MUMBAI, April 21 (Reuters) - The Indian rupee declined on Tuesday and forward premiums jumped after the central bank partially rolled back measures it had undertaken recently to support the under‑pressure currency.
The rupee fell 0.30% to 93.4050 per U.S. dollar, while the implied interest rate on the 1-year forward premium surged 14 basis points to 3.14%.
The Reserve Bank of India is once again allowing banks to offer non-deliverable forwards to clients and permitting companies to rebook FX contracts.
Restrictions imposed less than a month ago by the RBI that limit onshore position size of banks to $100 million remain in place, while tweaks have been made to restrictions on related party transactions.
Bankers said the RBI's rollback effectively reopens the door for corporates to arbitrage between onshore and offshore markets, a development that could put renewed pressure on the rupee in the onshore market.

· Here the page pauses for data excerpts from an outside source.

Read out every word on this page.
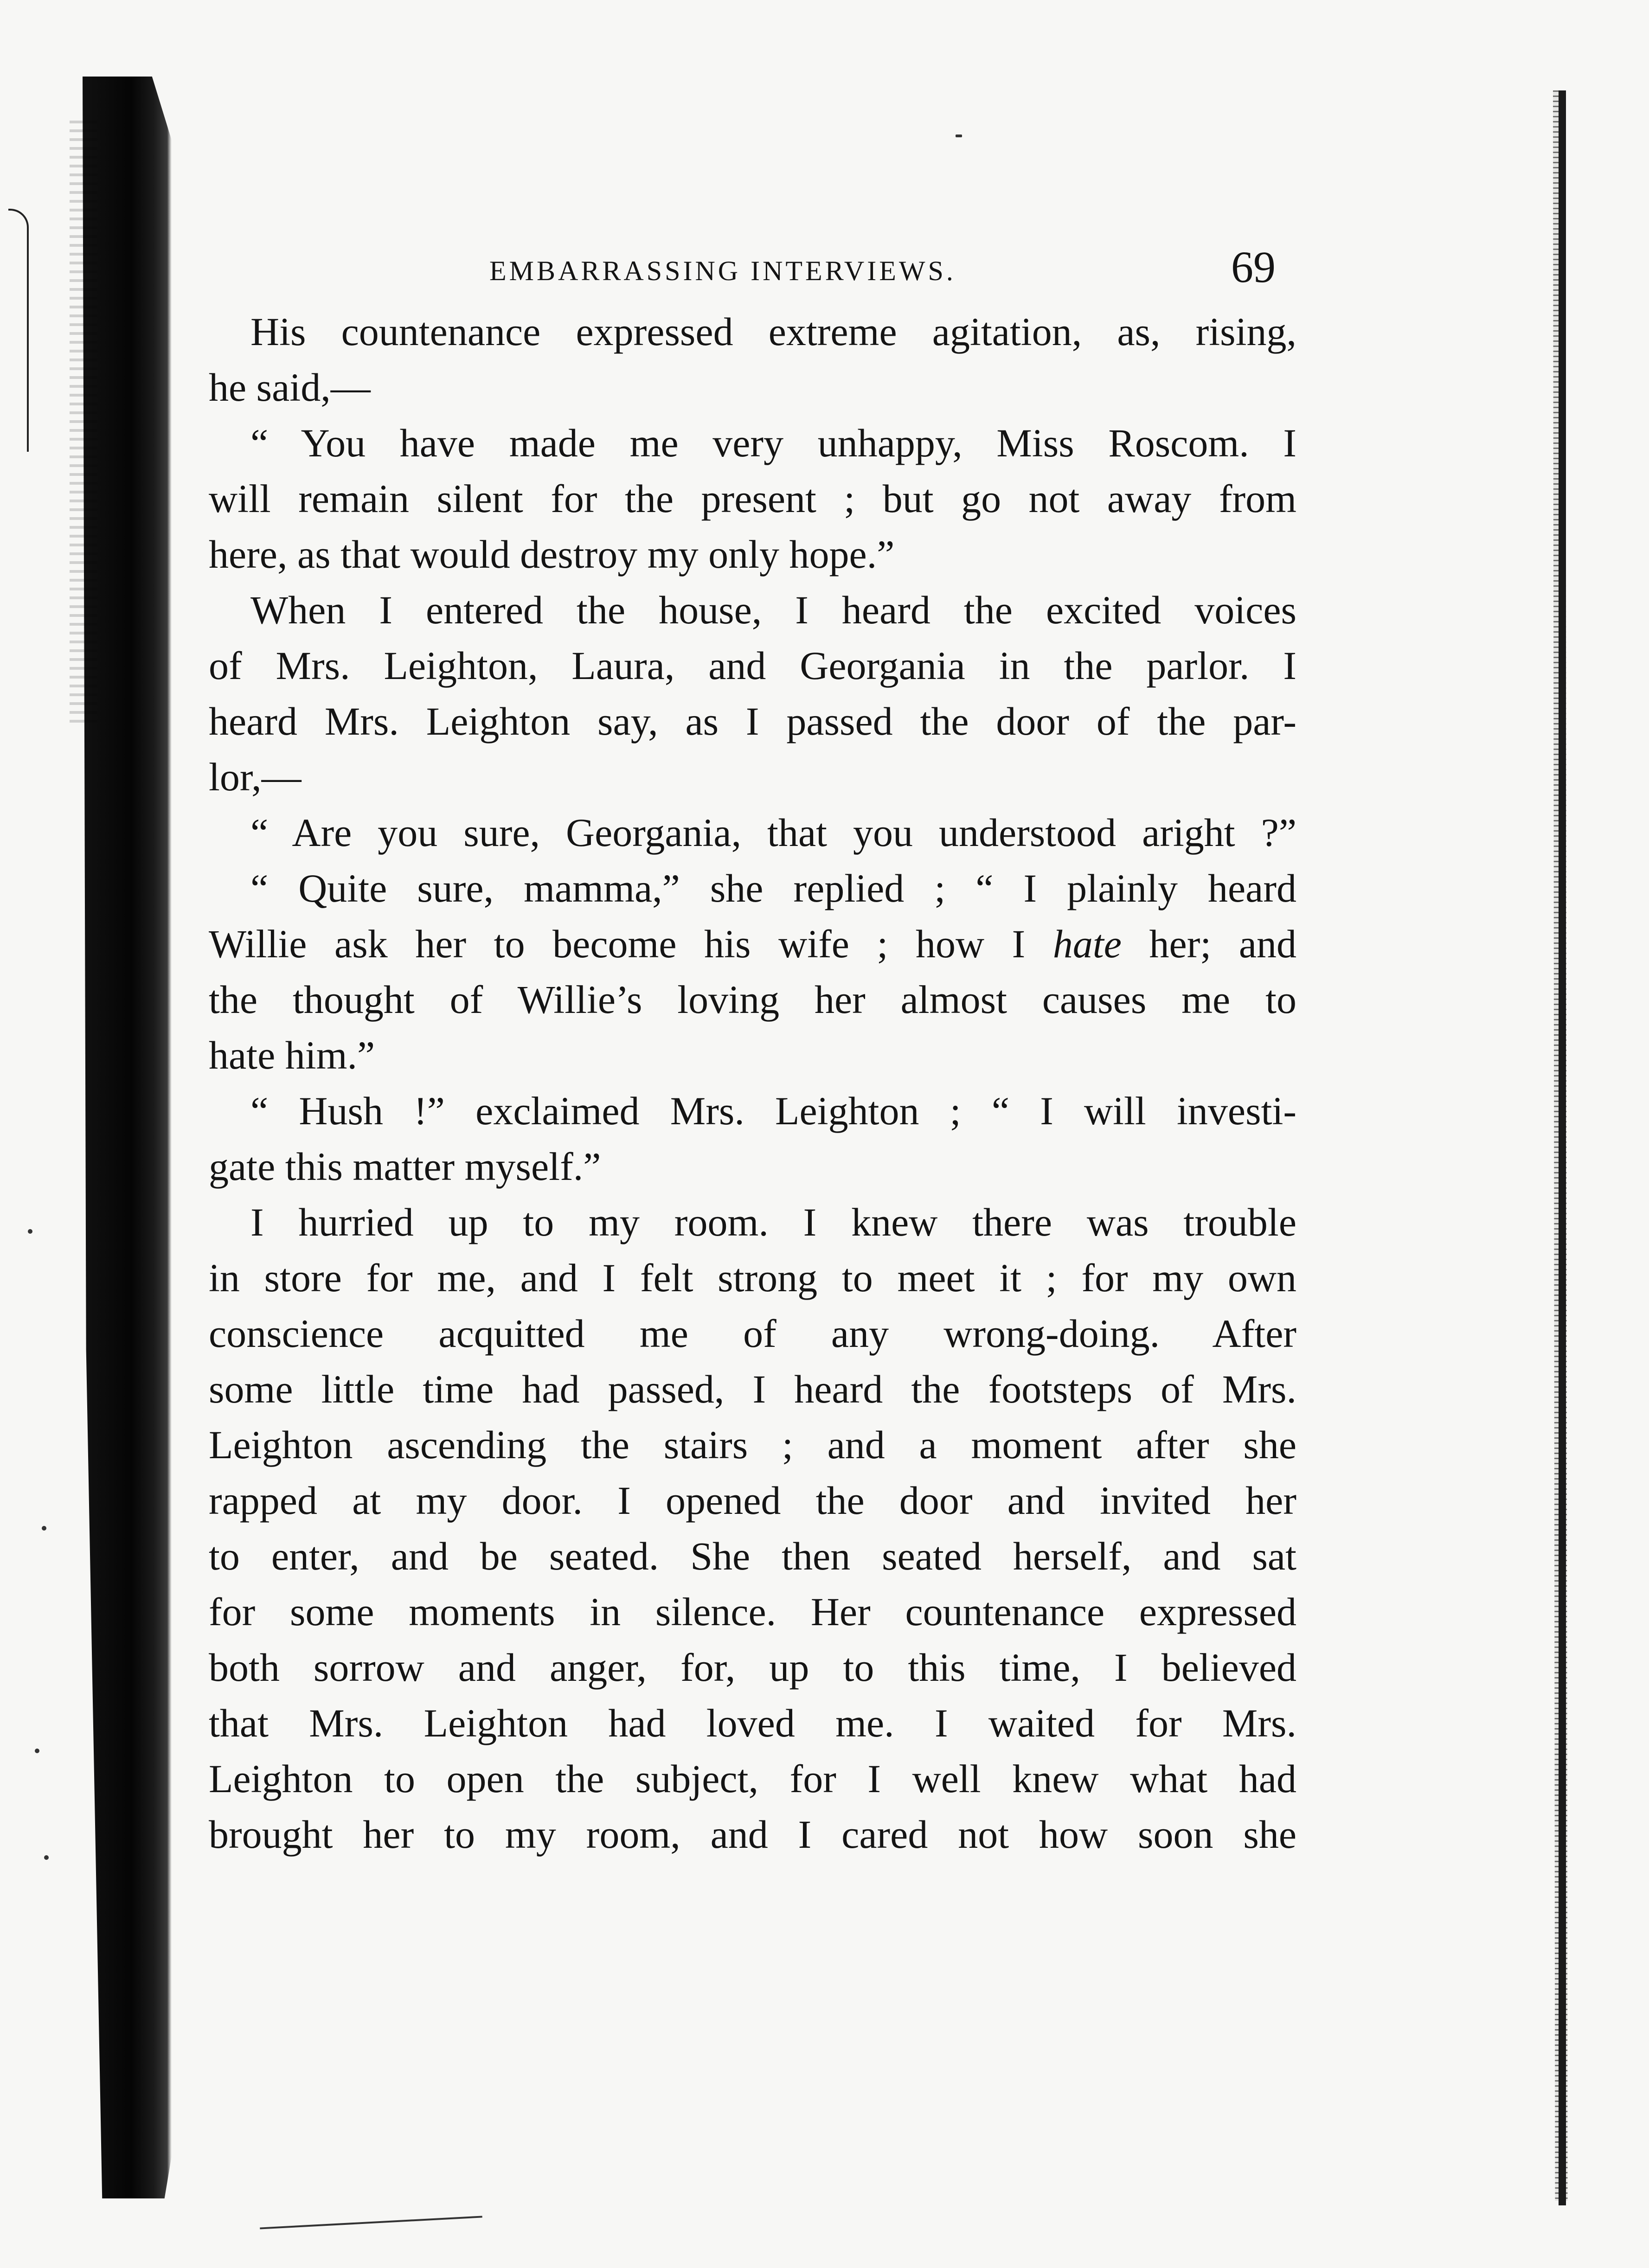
EMBARRASSING INTERVIEWS.	69
His countenance expressed extreme agitation, as, rising,
he said,—
“ You have made me very unhappy, Miss Roscom. I
will remain silent for the present ; but go not away from
here, as that would destroy my only hope.”
When I entered the house, I heard the excited voices
of Mrs. Leighton, Laura, and Georgania in the parlor. I
heard Mrs. Leighton say, as I passed the door of the par-
lor,—
“ Are you sure, Georgania, that you understood aright ?”
“ Quite sure, mamma,” she replied ; “ I plainly heard
Willie ask her to become his wife ; how I hate her; and
the thought of Willie’s loving her almost causes me to
hate him.”
“ Hush !” exclaimed Mrs. Leighton ; “ I will investi-
gate this matter myself.”
I hurried up to my room. I knew there was trouble
in store for me, and I felt strong to meet it ; for my own
conscience acquitted me of any wrong-doing. After
some little time had passed, I heard the footsteps of Mrs.
Leighton ascending the stairs ; and a moment after she
rapped at my door. I opened the door and invited her
to enter, and be seated. She then seated herself, and sat
for some moments in silence. Her countenance expressed
both sorrow and anger, for, up to this time, I believed
that Mrs. Leighton had loved me. I waited for Mrs.
Leighton to open the subject, for I well knew what had
brought her to my room, and I cared not how soon she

Such arbitrage activity was seen by market participants as the primary reason behind the restrictions imposed in the first place, after corporates exploited price differentials created by limits on position sizes of banks, pushing the rupee past the 95 per dollar level for the first time.
While the spread between onshore‑offshore rates has narrowed over the last one-and-a-half weeks, bankers said opportunities still exist that corporates could use, which would put pressure on the rupee.
Most bankers, however, expressed doubts over whether corporates would actually engage in such arbitrage, or whether banks themselves would be willing to offer it in the wake of the recent regulatory crackdown.
For the one‑month tenor, the dollar/rupee NDF rate is now trading 7–8 paisa above the onshore market. At the height of the turmoil when RBI imposed limits on banks, this spread was nearly one rupee.
The ability of banks to engage in such arbitrage remains constrained by the RBI's $100 million cap on onshore position sizes.